五月五日は端午の節句であり、この日は競馬会が上賀茂神社で執り行われる。これは堀河天皇の寛治七年に始まった、神に捧げる競馬である。この日は早朝から、神が観覧できるように頓宮遷御を行い、菖蒲の根合せ等の儀式が行われる。
「千代、道中もお勤めですよ」と玉が言うと、「はい、分かっておるのじゃ」と言って、また静々と歩いた。吉永は、まるで我が子を見るように千代を見守る。靖頼は緊張した顔でギクシャクと歩いていた。
「千種忠顕の奴め、許せんのじゃ」千代は歩きながら言った。
「千代、千種様は帝の重臣ですよ」と玉が言う。
「だが、あ奴、この所ずっと玉姉様を追いかけ回しておる。しきりに玉姉様を茶寄合に招こうとしているが、絶対に何かいかがわしい事を考えておるに違いないのじゃ」
「千代、千種様が何を考えているかなんて、分からないじゃありませんか」
「わしには分かるのじゃ。こないだは、あ奴、逃げ遅れた鶴様に抱きついて、胸元に手を入れたのじゃ。下品に笑いながら揉んでおったのじゃ。鶴様、泣いておったのじゃ」
「千種は六条家の名門出なのに、若い時から学問が嫌いで、犬追物と賭博が大好きだったって噂ですぜ。淫乱だから家を勘当されたって聞きますけどね」と吉永。
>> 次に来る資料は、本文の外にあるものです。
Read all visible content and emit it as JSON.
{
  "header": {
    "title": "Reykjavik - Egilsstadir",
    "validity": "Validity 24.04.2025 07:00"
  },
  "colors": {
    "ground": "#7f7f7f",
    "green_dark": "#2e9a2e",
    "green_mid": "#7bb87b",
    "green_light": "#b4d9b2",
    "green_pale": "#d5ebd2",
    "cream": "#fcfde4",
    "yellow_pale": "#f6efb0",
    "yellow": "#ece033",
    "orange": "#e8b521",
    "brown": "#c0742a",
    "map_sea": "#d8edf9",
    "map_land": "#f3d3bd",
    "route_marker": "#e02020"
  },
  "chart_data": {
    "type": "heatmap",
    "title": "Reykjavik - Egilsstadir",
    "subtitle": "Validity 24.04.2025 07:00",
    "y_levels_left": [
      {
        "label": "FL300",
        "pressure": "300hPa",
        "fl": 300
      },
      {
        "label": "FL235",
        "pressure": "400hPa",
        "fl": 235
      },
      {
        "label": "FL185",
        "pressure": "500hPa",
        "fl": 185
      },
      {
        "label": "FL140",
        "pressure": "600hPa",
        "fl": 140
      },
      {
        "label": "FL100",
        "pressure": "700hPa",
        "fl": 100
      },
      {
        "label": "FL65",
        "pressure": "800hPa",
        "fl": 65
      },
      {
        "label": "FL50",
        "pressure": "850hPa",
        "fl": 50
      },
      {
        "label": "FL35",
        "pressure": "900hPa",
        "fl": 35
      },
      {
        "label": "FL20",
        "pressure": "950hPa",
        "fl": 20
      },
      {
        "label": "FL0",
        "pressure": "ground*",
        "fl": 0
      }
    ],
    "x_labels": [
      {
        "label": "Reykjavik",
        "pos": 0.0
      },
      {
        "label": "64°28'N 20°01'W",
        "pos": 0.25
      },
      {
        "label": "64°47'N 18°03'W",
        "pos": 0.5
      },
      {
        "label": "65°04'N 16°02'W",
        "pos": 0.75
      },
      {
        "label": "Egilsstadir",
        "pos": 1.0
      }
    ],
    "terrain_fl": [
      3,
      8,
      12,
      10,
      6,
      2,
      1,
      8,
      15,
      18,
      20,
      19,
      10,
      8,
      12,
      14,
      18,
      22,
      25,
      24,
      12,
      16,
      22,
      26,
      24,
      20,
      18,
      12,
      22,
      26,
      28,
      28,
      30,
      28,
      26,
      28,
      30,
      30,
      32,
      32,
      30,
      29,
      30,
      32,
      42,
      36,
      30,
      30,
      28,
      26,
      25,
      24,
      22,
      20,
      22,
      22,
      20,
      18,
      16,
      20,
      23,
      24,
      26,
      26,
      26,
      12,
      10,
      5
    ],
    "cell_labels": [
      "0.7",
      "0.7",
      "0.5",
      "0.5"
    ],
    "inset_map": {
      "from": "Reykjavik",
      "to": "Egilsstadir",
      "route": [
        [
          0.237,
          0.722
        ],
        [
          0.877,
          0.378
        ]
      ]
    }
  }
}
「せ、拙者は千種の馬に撥ね殺されそうになりました!」と靖頼。
「えっ、お怪我はありませんでしたか」と玉はふり返った。
「は、はい、と、咄嗟に避けましたから、だ、大丈夫です。くっ、くううっ、うっ、うっ」と靖頼は泣き始めた。
「神主様がいくら抗議しても梨のつぶてだったのじゃ」
「まったく、困ったもんですよ。誰か、どうにかしてくれませんかねぇ。玉様だって、千種が来る度に、奥に隠れさせられて、大変でしょう」と吉永。
「あ奴なんか、呪い殺してやれば良いのじゃ」
「千代、滅多なこと言うものじゃありません」
「森神主様なら出来るんじゃないですかい」
「そうじゃ、そうじゃ」
「神主様はそんな事されません。それに、試みようとしただけでも逆賊です」
「バレなきゃ、良いのじゃ」
「千代っ」
「じゃあ、誰が、あ奴を懲らしめるのじゃ」
「神社の外だったら、あっしが、この〈神切丸〉の錆にしてくれるんですがねぇ」
吉永は腰に差した太刀を叩いた。
「三条様、殺生はなりません」
「ああ、冗談ですよ」
「神社に務めているのに、〈神切丸〉て言うのか」と千代。
「そう言われると、本当、不敬ですねぇ、はっはっはっ」
皆も楽しそうにと笑った。笑い終わると、千代は言った。
「じゃあ、千種に罰を与えられるのは誰じゃ」
「主上ですかねぇ」
「一番、世を混乱させておるのは、帝じゃ」
「千代!」
「じゃあ誰なのじゃ……」
靖頼が、突然、意を決したように叫んだ。
「た、玉様じゃぁ」
皆は可笑しくて、また「はははは」「ふふふ」と笑った。